We must decide one question.
The parties have framed one issue for us to resolve. McIntire contends that the district court erred in summarily denying his motion for relief under K.S.A. 60-1507. He argues that the district court should have conducted a preliminary hearing into the
ineffectiveness of trial counsel for failing to introduce Green's correspondence at trial and because the letter presents a colorable claim of actual innocence.
The State persuasively contends that the district court's summary dismissal of McIntire's motion was appropriate because McIntire's claim of innocence was not based on any new evidence. Instead, the evidence was presented to the jury through defense counsel's cross-examination of Green at McIntire's trial. Consequently, defense counsel's performance at trial about the information cannot be deficient or prejudicial.
A brief review of the law is helpful at this point. When a district court summarily denies a 60-1507 motion, an appellate court conducts a de novo review to determine whether the motion, files, and records of the case conclusively establish that the movant is not entitled to relief. Sola-Morales v. State, 300 Kan. 875, 881, 335 P.3d 1162 (2014).
To avoid the summary denial of such a motion, a movant bears the burden of establishing entitlement to an evidentiary hearing. To meet this burden, a movant's contentions must be more than conclusory, and either the movant must set forth an evidentiary basis to support those contentions or the basis must be evident from the record. If such a showing is made, the court must hold a hearing unless the motion is a "second" or "successive" motion seeking similar relief. Sola-Morales, 300 Kan. at 881.
"Exceptional circumstances" can lead to a hearing on a second or successive motion. They have been defined to include "'unusual events or intervening changes in the law which prevent a movant from reasonably being able to raise all of the trial errors in the first post-conviction proceeding.' [Citations omitted.]" State v. Mitchell, 297 Kan. 118, 123, 298 P.3d 349 (2013). Exceptional circumstances can include ineffective assistance of counsel. Rowland v. State, 289 Kan. 1076, 1087, 219 P.3d 1212 (2009).

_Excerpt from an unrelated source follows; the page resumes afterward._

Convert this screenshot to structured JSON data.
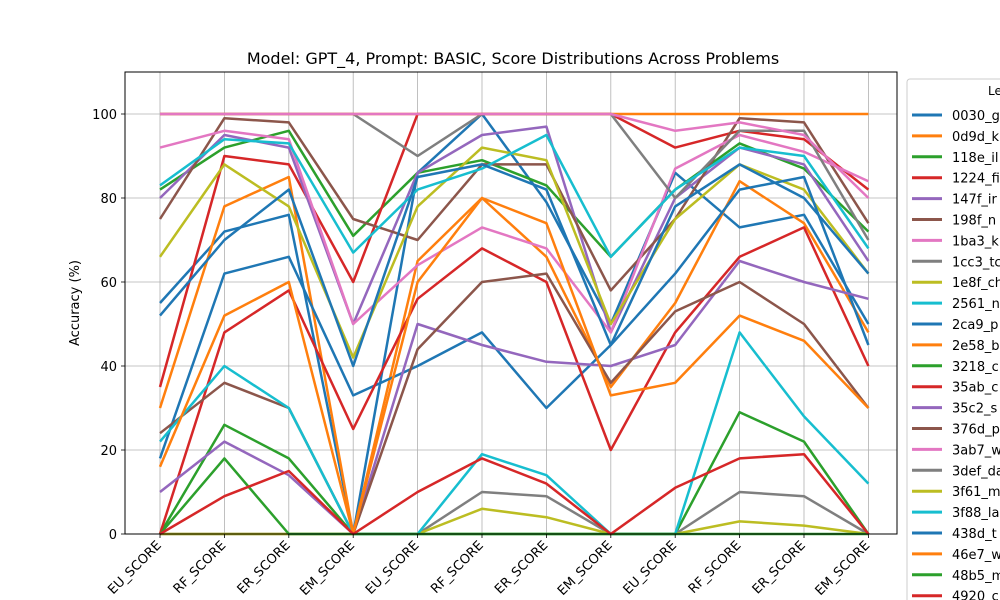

McIntire suggests that there has been such a denial or infringement of his constitutional rights that his criminal conviction is vulnerable to collateral attack. See K.S.A. 60-1507(a); Supreme Court Rule 183(g) (2017 Kan. S. Ct. R. 222).
We review the district court's holding.
In its summary dismissal of McIntire's motion, the district court found: the motion was successive; the motion, files, and records of the case did not conclusively show he was entitled to a hearing; he failed to meet his burden by a preponderance of the evidence; his claim was insubstantial; he failed to make a "colorable" claim of actual innocence; and an appellate court already determined that there was sufficient evidence to convict him of the offenses.

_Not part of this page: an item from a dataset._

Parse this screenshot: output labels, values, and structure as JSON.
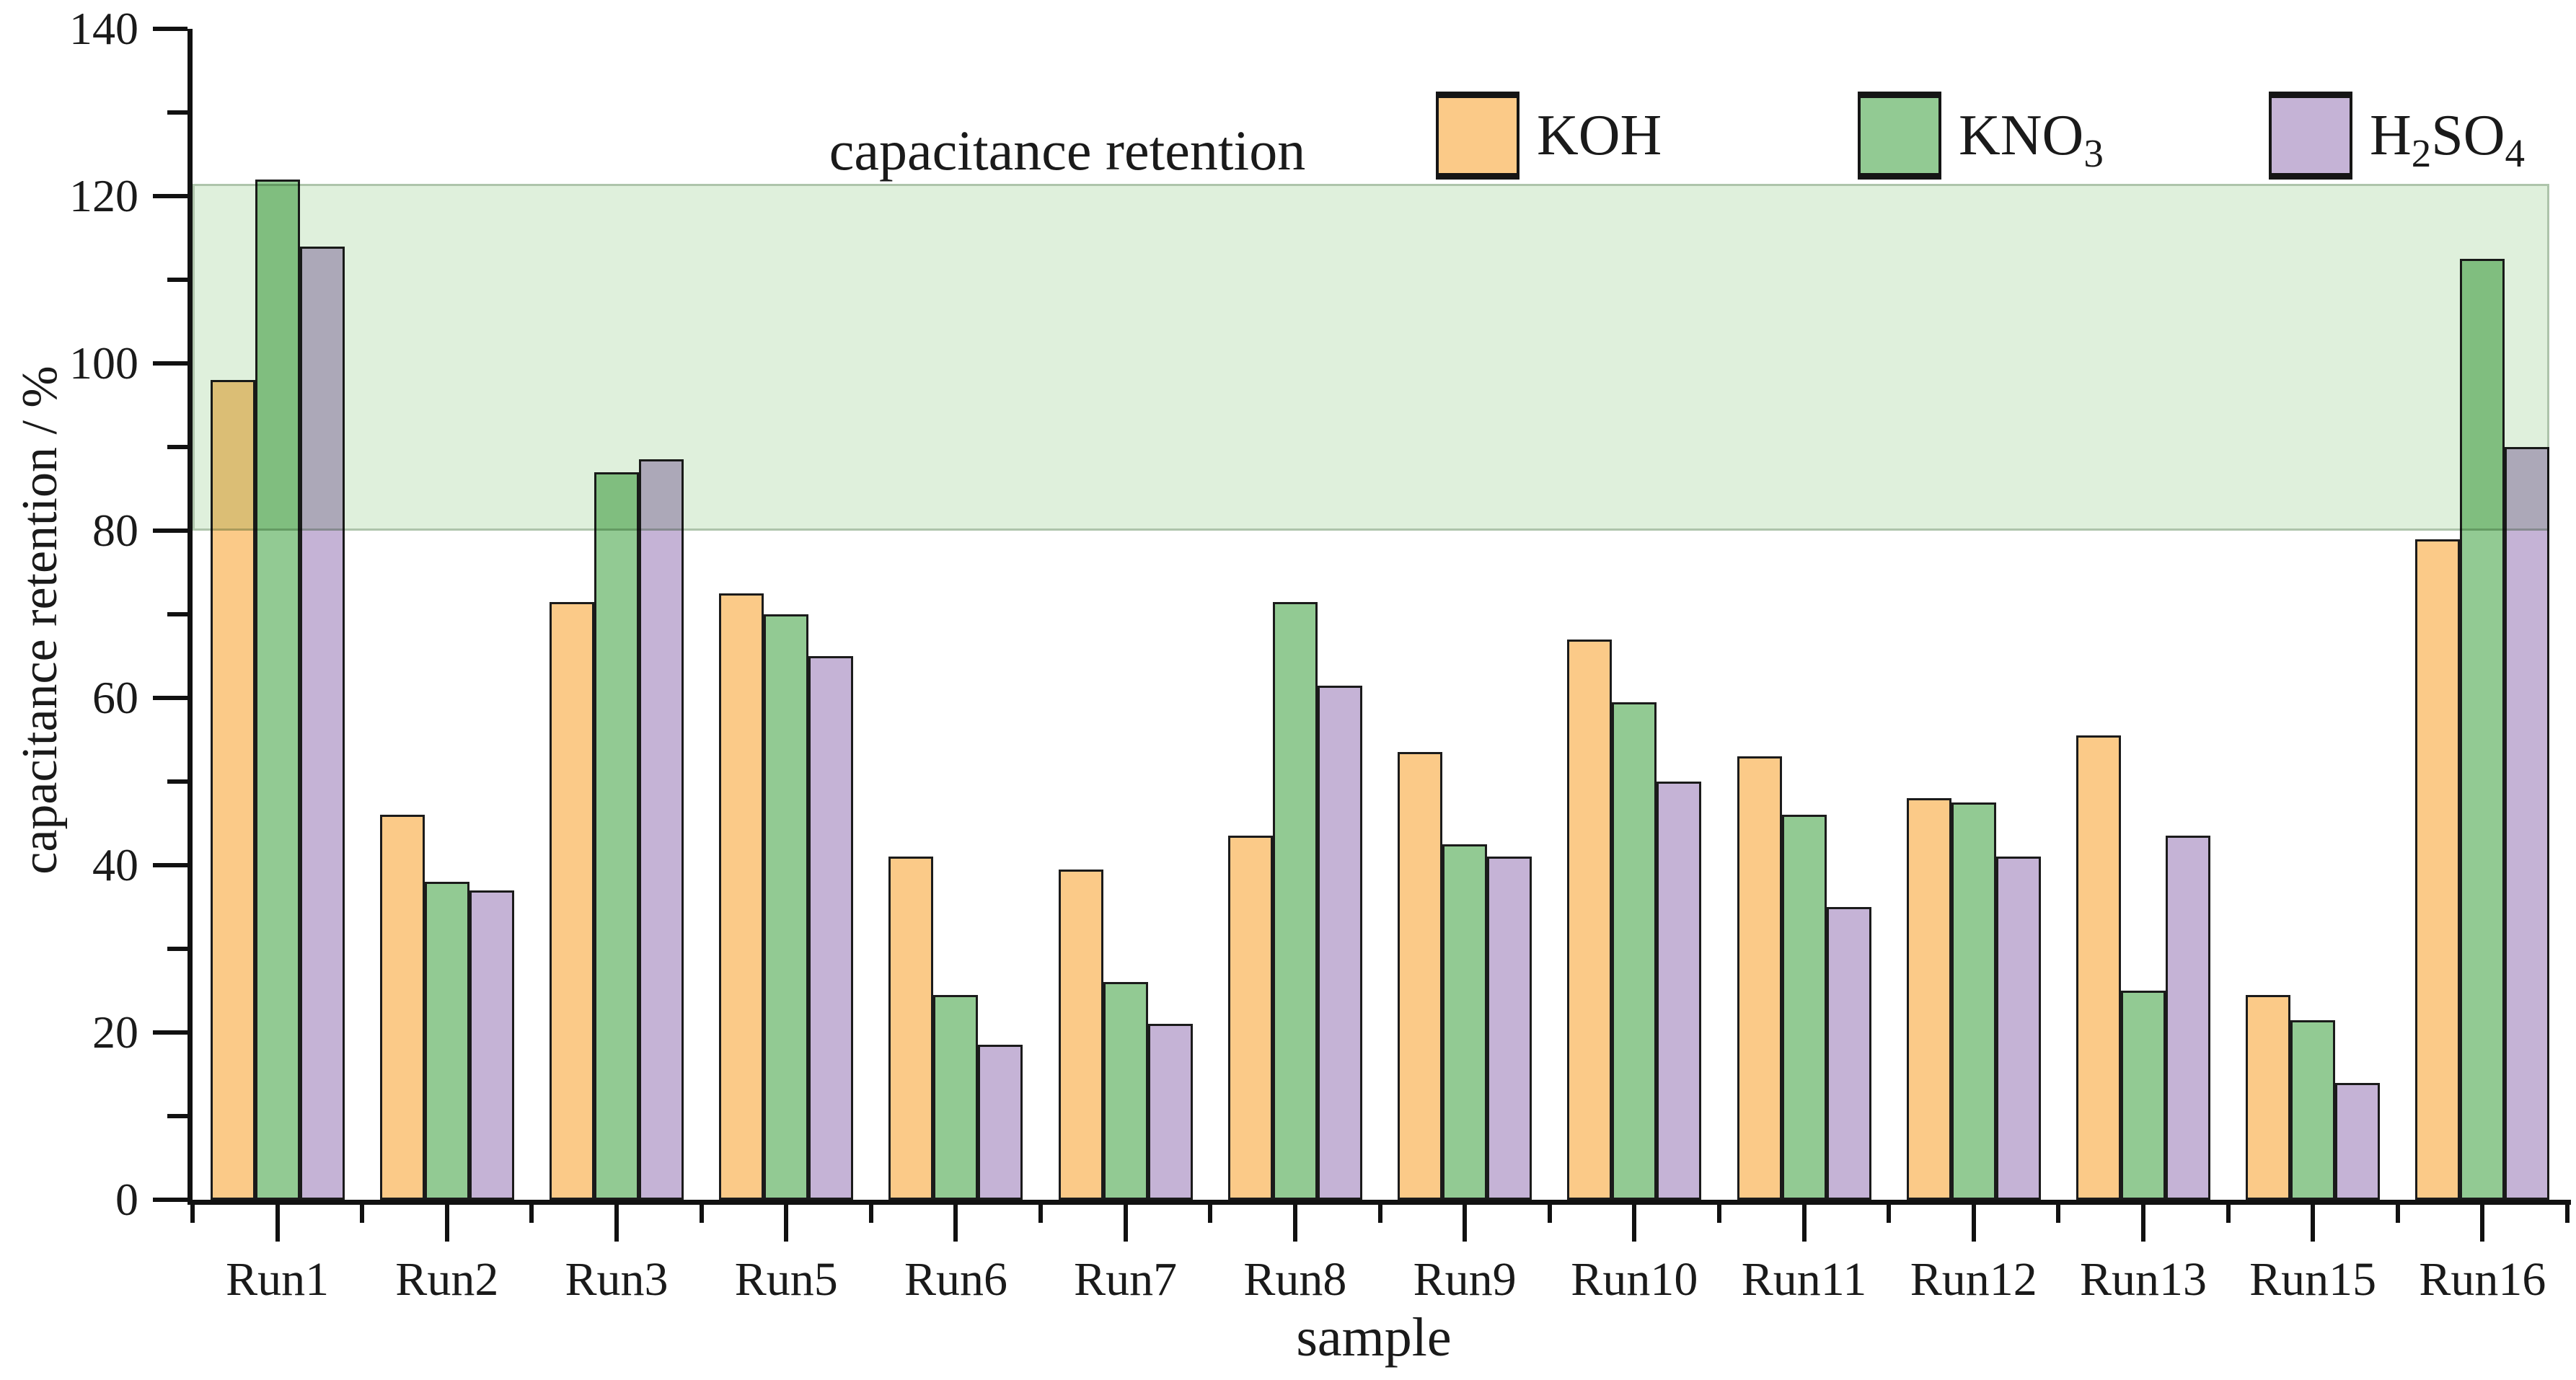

To us, McIntire contends that the district court erred because defense counsel was ineffective for failing to introduce Green's letter at trial. He argues his motion contains a colorable claim of actual innocence—based on Green's letter—sufficient to extend the one-year time limit for filing a 60-1507 motion and to allow for a successive motion. See K.S.A. 2017 Supp. 60-1507(f)(2)(A).
To prevail on a claim of ineffective assistance of counsel, a criminal defendant must establish: that the performance of defense counsel was deficient under all the circumstances; and prejudice that there is a reasonable probability the finder of fact would have reached a different result without the deficient performance. Sola-Morales,
300 Kan. at 882-83 (relying on Strickland v. Washington, 466 U.S. 668, 687, 104 S. Ct. 2052, 80 L. Ed. 2d 674, reh. denied 467 U.S. 1267 ).
Judicial scrutiny of counsel's performance in a claim of ineffective assistance of counsel is highly deferential and requires consideration of all the evidence before the judge or jury. The reviewing court must strongly presume that counsel's conduct fell within the broad range of reasonable professional assistance. State v. Kelly, 298 Kan. 965, 970, 318 P.3d 987 (2014). To establish prejudice, the defendant must show a reasonable probability that—but for counsel's deficient performance—the outcome of the proceeding would have been different. A "reasonable probability" means a probability that is enough to undermine confidence in the outcome. State v. Sprague, 303 Kan. 418, 426, 362 P.3d 828 (2015).
In his brief, McIntire argues his defense counsel was deficient for failing to introduce Green's letter into evidence because the document contained evidence of his innocence. In her July 2005 letter, Green stated she examined the child earlier that month. Green wrote, in part, that no hymen was present in the girl, and "[t]he findings on this child's exam are consistent with typical teenage exams and it is not uncommon to find a lack of hymen on young girls in general. I cannot appreciate any physical wrongdoing based on the exam." (Emphases added.)
When Green testified for the State at McIntire's trial, under cross-examination by defense counsel, she stated the same opinion:
"[DEFENSE COUNSEL]: And as I understand it, the fact that the hymen was not intact, that is consistent with a typical teenage examination? "[GREEN]: Correct. "[DEFENSE COUNSEL]: Okay. In young girls? "[GREEN]: Yes.
"[DEFENSE COUNSEL]: And as a result you could not appreciate any physical wrong doing based on your physical examination? "[GREEN]: I could not." (Emphases added.)
On redirect, Green revealed that it would have been helpful had she been able to perform the examinations on the victim shortly after the alleged incident. Defense counsel then asked on recross, "But again your findings are not inconsistent with young girls?" (Emphasis added.) Green answered that defense counsel was correct.
Basically, McIntire suggests that Green's letter—which mirrored her testimony under cross-examination—would affect the jury far more favorably than her live testimony. Thus, according to McIntire, his defense counsel was deficient for not introducing it, and that deficiency was prejudicial to his defense at trial. But McIntire does not give us any authority that a piece of paper is more powerful and persuasive than live testimony in affecting a jury's deliberations. We are not so convinced.
Thus, our logic becomes manifest. McIntire has not met his burden to show his trial counsel was ineffective. Defense counsel's cross-examination of Green presented the same information to the jury as that in her letter. Thus, counsel's performance was not deficient and McIntire's right to a fair trial was not prejudiced. This means that McIntire's claims do not show exceptional circumstances that can justify another successive or outof-time 60-1507 motion. The motion, files, and records conclusively establish that McIntire was not entitled to relief. The district court did not err in summarily dismissing McIntire's K.S.A. 60-1507 motion.